Service public de la petite enfance : les communes bientôt désignées autorités organisatrices

Pour concrétiser l’engagement de mise en œuvre d’un service public de la petite enfance, Elisabeth Borne a annoncé ce 1er juin 2023 un objectif de création de 100.000 nouvelles places d’accueil d’ici 2027 et un effort financier supplémentaire de 5 milliards d’euros. Les communes et intercommunalités deviendront "autorités organisatrices", ce que salue l’Association des maires de France, tout en s’inquiétant de la possibilité d’atteindre les objectifs fixés au vu des graves difficultés de recrutement dans le secteur.

 

"Nous allons construire, enfin, un service public de la petite enfance, qui va permettre d'offrir à chaque enfant les mêmes chances." Et les communes seront officiellement chargées de le piloter, en devenant autorités organisatrices de l'offre d’accueil du jeune enfant. C’est ce qu’a annoncé la Première ministre ce 1er juin 2023 à Angers, en clôture d’une matinée dédiée à la restitution du Conseil national de la refondation (CNR) sur le service public de la petite enfance qui avait démarré à l’automne dernier (voir notre article). Pour concrétiser l’engagement présidentiel sur le sujet, le gouvernement fixe un objectif de création de 100.000 places en plus d’ici 2027 (soit en moyenne, sur quatre ans, 25.000 nouvelles places par an), avec également un horizon fixé à 200.000 places en plus d’ici 2030.

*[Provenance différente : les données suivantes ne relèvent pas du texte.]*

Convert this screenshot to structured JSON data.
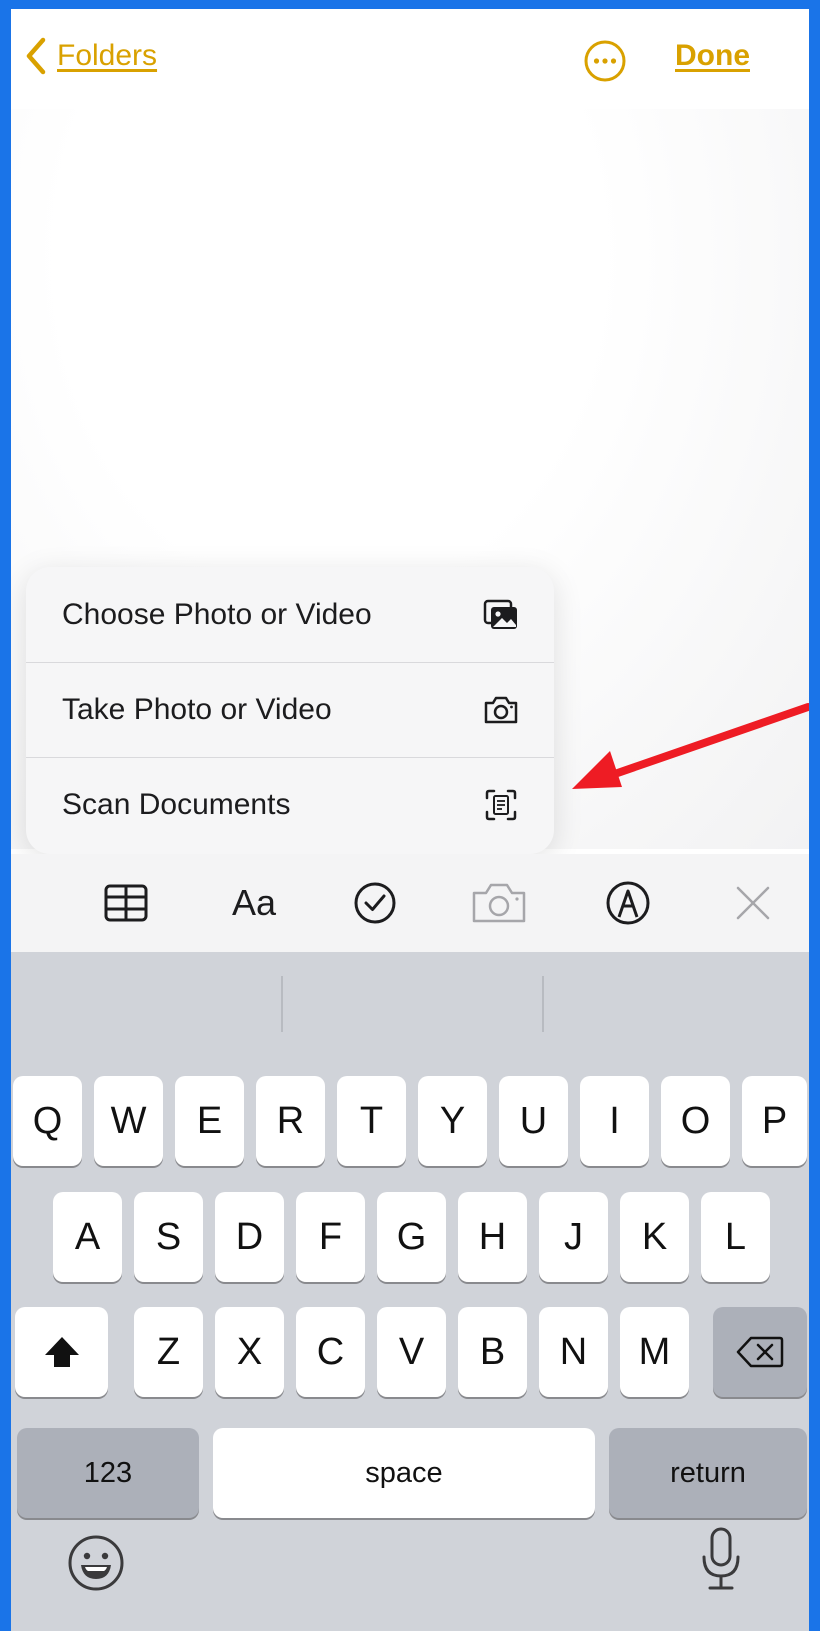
{
  "nav": {
    "back_label": "Folders",
    "done_label": "Done"
  },
  "menu": {
    "items": [
      {
        "label": "Choose Photo or Video",
        "icon": "photo-library-icon"
      },
      {
        "label": "Take Photo or Video",
        "icon": "camera-icon"
      },
      {
        "label": "Scan Documents",
        "icon": "scan-document-icon"
      }
    ]
  },
  "toolbar": {
    "format_label": "Aa",
    "tools": [
      "table-icon",
      "format-text",
      "checklist-icon",
      "camera-icon",
      "markup-icon",
      "close-icon"
    ]
  },
  "keyboard": {
    "row1": [
      "Q",
      "W",
      "E",
      "R",
      "T",
      "Y",
      "U",
      "I",
      "O",
      "P"
    ],
    "row2": [
      "A",
      "S",
      "D",
      "F",
      "G",
      "H",
      "J",
      "K",
      "L"
    ],
    "row3": [
      "Z",
      "X",
      "C",
      "V",
      "B",
      "N",
      "M"
    ],
    "numbers_label": "123",
    "space_label": "space",
    "return_label": "return"
  },
  "colors": {
    "accent": "#d9a100",
    "frame_border": "#1a74e8",
    "annotation_arrow": "#ee1c24"
  }
}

L’objectif de 30.000 places supplémentaires entre 2018 et 2022 "n’a pas été tenu"

Pour l’Association des maires de France, cette "reconnaissance du rôle des maires" dans un domaine qu’ils ont déjà largement investi est "une satisfaction", réagit Clotilde Robin, adjointe au maire de Roanne et co-présidente du groupe travail petite enfance de l’AMF, interrogée par Localtis. Il y a toutefois "une inquiétude sur la façon dont on pourra tenir ces objectifs", poursuit l’élue. Cette dernière rappelle que l’ambition fixée dans la précédente convention d’objectifs et de gestion (COG) entre l’État et la Caisse nationale des allocations familiales (Cnaf), pour 2018-2022, était de créer 30.000 places dans des crèches et que "ça n’a pas été tenu". Environ 15.000 places ont été créées sur cette période, chiffre duquel il faudrait déduire la baisse (de l’ordre de 10% par an) des effectifs d’assistantes maternelles.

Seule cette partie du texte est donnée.